Anwalt­liches Berufs­recht für die Zukunft

Auf der einen Seite die international tätige Kanzlei, die multinationale Unternehmen vertritt. Auf der anderen Seite die hoch spezialisierte Boutique, die vorwiegend Start-ups der Tech-Branche in haftungsrechtlichen Fragestellungen berät – und zwar dort, wo ihre Kunden sind: im Internet.

Dass unser geltendes anwalt­liches Berufs­recht den Anfor­de­rungen unserer Zeit nicht mehr überall gerecht wird, scheint inzwi­schen fast Konsens zu sein.

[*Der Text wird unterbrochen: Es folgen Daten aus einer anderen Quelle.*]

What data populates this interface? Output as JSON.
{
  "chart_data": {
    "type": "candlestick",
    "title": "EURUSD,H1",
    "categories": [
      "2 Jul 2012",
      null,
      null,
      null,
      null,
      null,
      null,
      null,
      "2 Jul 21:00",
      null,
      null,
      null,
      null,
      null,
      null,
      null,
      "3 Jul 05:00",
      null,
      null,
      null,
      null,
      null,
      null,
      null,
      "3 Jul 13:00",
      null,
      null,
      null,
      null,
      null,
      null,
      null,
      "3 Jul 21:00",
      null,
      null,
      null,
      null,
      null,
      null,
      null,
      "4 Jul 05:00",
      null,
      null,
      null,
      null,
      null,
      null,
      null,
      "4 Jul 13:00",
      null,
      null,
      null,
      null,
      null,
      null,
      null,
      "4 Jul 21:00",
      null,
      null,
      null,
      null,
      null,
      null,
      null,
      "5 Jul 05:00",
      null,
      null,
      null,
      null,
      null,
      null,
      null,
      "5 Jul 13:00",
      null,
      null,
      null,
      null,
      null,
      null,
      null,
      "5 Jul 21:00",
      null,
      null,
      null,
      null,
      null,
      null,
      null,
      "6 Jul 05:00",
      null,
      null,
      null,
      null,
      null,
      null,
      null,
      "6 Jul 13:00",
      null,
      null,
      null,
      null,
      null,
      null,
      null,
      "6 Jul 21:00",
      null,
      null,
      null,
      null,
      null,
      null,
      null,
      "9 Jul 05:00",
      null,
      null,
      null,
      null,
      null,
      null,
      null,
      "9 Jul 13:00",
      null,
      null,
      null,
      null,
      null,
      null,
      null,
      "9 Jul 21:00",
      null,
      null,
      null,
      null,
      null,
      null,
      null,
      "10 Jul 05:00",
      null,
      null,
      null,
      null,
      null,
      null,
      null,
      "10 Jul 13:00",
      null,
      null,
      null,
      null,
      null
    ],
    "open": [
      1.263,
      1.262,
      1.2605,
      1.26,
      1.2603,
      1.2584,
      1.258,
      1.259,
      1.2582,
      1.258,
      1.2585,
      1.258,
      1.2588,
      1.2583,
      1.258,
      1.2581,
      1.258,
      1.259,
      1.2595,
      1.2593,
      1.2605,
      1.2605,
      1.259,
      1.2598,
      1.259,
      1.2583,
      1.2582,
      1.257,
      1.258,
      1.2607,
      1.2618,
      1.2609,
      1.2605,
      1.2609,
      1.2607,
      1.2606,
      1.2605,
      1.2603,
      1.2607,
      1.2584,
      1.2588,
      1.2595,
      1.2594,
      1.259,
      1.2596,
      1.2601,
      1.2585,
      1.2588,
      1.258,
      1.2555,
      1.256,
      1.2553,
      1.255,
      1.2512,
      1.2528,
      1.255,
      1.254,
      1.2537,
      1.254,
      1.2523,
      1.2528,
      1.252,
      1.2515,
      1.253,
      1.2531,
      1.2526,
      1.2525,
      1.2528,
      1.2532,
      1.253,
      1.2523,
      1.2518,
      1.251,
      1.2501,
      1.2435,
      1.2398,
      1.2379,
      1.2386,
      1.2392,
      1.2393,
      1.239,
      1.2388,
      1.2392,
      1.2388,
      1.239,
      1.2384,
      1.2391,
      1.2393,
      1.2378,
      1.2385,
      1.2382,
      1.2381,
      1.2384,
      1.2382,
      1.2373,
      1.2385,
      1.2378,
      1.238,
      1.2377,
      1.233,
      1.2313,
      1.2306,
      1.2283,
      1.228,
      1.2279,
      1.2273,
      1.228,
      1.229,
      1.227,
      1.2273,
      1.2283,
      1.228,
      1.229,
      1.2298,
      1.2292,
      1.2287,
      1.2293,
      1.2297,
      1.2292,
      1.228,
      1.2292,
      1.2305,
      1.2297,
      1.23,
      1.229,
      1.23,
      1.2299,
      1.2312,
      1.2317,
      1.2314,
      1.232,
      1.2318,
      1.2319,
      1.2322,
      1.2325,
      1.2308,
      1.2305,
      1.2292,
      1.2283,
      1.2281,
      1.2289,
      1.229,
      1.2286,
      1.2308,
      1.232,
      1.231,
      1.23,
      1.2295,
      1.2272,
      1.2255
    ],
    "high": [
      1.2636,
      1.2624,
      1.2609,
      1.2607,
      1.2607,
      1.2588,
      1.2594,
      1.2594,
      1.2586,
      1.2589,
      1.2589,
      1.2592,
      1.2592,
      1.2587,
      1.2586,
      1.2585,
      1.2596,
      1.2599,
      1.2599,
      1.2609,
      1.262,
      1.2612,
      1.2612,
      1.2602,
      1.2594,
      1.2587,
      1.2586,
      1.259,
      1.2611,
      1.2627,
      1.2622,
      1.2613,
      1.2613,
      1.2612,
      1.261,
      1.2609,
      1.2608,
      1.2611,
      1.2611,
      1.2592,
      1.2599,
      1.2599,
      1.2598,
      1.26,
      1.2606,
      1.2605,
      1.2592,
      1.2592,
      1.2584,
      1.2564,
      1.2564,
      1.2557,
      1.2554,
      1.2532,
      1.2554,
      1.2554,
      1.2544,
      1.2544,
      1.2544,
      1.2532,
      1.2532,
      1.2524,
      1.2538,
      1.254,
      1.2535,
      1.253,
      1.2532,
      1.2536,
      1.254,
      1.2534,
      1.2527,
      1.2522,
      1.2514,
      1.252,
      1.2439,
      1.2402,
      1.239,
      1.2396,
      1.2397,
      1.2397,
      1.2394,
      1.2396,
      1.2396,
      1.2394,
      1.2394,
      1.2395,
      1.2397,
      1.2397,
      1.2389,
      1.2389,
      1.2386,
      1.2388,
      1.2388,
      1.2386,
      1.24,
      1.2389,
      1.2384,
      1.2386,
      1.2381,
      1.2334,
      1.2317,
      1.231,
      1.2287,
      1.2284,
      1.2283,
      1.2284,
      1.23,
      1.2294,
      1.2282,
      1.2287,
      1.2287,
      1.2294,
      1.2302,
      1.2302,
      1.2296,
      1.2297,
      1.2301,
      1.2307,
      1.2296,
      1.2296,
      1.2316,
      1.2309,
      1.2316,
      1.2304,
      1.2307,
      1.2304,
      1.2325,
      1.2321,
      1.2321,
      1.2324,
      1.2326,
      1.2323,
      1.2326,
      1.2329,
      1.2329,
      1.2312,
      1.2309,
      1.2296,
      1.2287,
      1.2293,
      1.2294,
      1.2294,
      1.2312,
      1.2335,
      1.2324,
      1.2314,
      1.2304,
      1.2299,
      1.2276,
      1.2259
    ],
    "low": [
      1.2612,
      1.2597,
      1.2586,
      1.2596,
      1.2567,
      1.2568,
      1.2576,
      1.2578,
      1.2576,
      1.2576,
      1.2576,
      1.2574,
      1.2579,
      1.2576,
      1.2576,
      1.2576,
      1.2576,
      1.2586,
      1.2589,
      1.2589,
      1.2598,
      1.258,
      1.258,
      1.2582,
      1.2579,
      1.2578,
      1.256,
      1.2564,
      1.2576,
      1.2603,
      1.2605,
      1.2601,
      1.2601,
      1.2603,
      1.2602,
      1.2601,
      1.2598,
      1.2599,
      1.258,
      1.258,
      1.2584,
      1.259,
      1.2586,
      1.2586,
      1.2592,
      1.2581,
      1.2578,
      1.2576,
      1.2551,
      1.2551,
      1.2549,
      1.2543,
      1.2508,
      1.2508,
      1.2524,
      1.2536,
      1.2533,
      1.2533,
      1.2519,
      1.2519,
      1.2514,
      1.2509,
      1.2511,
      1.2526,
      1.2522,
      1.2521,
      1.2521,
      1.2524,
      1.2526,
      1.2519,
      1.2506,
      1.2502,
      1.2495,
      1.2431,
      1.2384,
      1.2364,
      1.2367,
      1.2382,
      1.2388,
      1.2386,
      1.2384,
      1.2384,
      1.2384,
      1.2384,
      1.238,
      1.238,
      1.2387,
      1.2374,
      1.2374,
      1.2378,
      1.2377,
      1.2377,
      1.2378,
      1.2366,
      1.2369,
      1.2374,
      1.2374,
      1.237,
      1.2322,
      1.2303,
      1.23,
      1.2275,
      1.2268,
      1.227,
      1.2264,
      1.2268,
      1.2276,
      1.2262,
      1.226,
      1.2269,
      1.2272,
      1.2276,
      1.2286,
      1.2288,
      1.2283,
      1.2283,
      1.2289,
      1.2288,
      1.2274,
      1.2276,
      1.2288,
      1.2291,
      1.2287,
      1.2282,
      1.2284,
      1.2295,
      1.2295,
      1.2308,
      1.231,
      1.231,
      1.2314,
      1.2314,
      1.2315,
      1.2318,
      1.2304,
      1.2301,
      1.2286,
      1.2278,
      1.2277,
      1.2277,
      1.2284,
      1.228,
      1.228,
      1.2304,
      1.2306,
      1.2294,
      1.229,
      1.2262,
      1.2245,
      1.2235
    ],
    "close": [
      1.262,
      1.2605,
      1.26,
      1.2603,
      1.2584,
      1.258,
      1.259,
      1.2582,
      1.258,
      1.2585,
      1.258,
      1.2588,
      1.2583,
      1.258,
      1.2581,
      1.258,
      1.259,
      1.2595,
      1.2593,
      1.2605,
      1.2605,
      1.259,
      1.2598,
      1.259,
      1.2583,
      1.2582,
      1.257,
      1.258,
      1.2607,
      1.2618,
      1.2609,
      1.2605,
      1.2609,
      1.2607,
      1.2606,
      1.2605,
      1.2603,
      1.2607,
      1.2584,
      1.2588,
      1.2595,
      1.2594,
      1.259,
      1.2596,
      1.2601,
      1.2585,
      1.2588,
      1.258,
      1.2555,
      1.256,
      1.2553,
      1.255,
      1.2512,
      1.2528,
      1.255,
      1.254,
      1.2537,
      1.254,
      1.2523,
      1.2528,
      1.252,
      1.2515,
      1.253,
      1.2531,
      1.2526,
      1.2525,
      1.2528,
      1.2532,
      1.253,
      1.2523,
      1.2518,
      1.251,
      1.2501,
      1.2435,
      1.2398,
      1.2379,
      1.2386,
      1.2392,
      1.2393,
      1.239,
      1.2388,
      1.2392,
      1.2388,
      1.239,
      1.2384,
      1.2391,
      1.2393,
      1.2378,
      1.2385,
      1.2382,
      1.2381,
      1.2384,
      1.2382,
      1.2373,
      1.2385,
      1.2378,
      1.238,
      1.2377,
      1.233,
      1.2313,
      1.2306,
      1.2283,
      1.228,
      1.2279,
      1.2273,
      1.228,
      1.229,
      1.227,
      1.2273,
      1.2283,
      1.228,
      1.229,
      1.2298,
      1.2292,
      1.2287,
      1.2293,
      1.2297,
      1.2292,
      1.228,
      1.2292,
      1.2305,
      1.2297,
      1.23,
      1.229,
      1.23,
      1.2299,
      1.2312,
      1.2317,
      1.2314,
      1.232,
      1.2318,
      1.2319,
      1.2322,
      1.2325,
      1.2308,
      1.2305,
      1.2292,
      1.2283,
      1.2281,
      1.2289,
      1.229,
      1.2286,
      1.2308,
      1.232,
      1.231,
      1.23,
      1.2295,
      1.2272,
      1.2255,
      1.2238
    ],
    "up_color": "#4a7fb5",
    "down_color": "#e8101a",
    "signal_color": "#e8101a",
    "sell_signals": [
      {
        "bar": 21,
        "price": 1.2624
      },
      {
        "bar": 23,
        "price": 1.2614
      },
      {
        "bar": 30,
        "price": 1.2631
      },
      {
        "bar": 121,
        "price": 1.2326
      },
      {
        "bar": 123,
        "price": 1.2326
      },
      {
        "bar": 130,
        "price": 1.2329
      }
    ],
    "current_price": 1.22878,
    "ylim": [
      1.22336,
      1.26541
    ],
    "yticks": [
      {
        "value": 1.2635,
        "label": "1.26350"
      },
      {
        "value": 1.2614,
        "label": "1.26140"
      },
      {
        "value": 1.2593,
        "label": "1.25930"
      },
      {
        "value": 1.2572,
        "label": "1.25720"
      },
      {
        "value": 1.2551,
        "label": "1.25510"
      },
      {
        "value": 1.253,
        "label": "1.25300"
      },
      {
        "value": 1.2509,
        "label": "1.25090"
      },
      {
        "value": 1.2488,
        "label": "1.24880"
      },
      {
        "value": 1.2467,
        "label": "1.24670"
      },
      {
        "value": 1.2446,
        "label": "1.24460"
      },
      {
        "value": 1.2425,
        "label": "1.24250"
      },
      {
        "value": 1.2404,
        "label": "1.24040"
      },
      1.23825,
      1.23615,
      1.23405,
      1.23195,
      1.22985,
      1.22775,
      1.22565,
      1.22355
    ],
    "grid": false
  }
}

Veränderungen sind nötig, wenn das geltende Recht eine anwalt­liche Beratung verhindert, die gerade im Sinne der Recht­su­chenden wäre. Ein Beispiel haben wohl alle schon einmal erlebt: Ein Flugzeug verspätet sich. Wer für die Kosten haftet, ist streitig. Die inter­ak­tiven Möglich­keiten des Internet können Verbrau­che­rinnen und Verbrau­chern hier helfen. Ein paar Daten eintippen und jemand anderes übernimmt die Arbeit, sich mit der Airline ausein­an­der­zu­setzen? Klingt verlo­ckend.

Anwaltliches Berufsrecht

Wenn solche ‚legal tech‘ manchmal nützlich sind, dann müssen sie auch der Anwalt­schaft offen stehen, denn wer wäre besser für die Durch­setzung von Rechts­ansprüchen geeignet als diese? Aller­dings sind dann auch zahlreiche Fragen zu klären, allen voran die Zulässigkeit erfolgsabhängiger Honorierung dieser Dienst­leis­tungen. Verbrau­che­rinnen und Verbraucher müssen dabei vor unseriösen Angeboten geschützt werden. Als Orien­tie­rungs­punkt bietet sich deshalb etwas Alther­ge­brachtes an: die anwalt­lichen Grund­werte, zuvor­derst Unabhängigkeit und Verschwie­genheit. Unabhängigkeit spielt etwa dann eine Rolle, wenn es um ein Geschäftsmodell geht, das Wagnis­ka­pital erfordert. Wenn wir hier Spielräume eröffnen, dann dürfen Kapital­geber keinen Einfluss erhalten, der die Unabhängigkeit gefährdet.

Kombinierte Beratungen

Verschwie­genheit bedeutet, dass Mandan­ten­ge­heim­nisse geschützt sein müssen – auch und gerade wenn online kommu­ni­ziert wird. Auch das  Bundes­ver­fas­sungs­ge­richt hat uns Anlass zum Handeln gegeben. Es hat entschieden, dass das Verbot einer Zusam­men­arbeit von Rechtsanwältinnen und -anwälten mit Ärztinnen und Ärzten gegen die Berufs­freiheit verstößt. Die dabei aufge­stellten Maßstäbe des Gerichts müssen dazu führen, dass auch viele andere Koope­ra­tionen in Zukunft nicht mehr ausge­schlossen werden. Solche kurios anmutenden Koope­ra­tionen sind nicht fernliegend. Der Bedarf nach ‚kombi­nierten‘ Beratungen wächst, etwa wenn bei einer langwie­rigen Reha aufgrund eines Unfalls kompli­zierte medizi­nische Fragen eng mit anspruchs­vollen haftungs- und versi­che­rungs­recht­lichen Frage­stel­lungen zusammen hängen.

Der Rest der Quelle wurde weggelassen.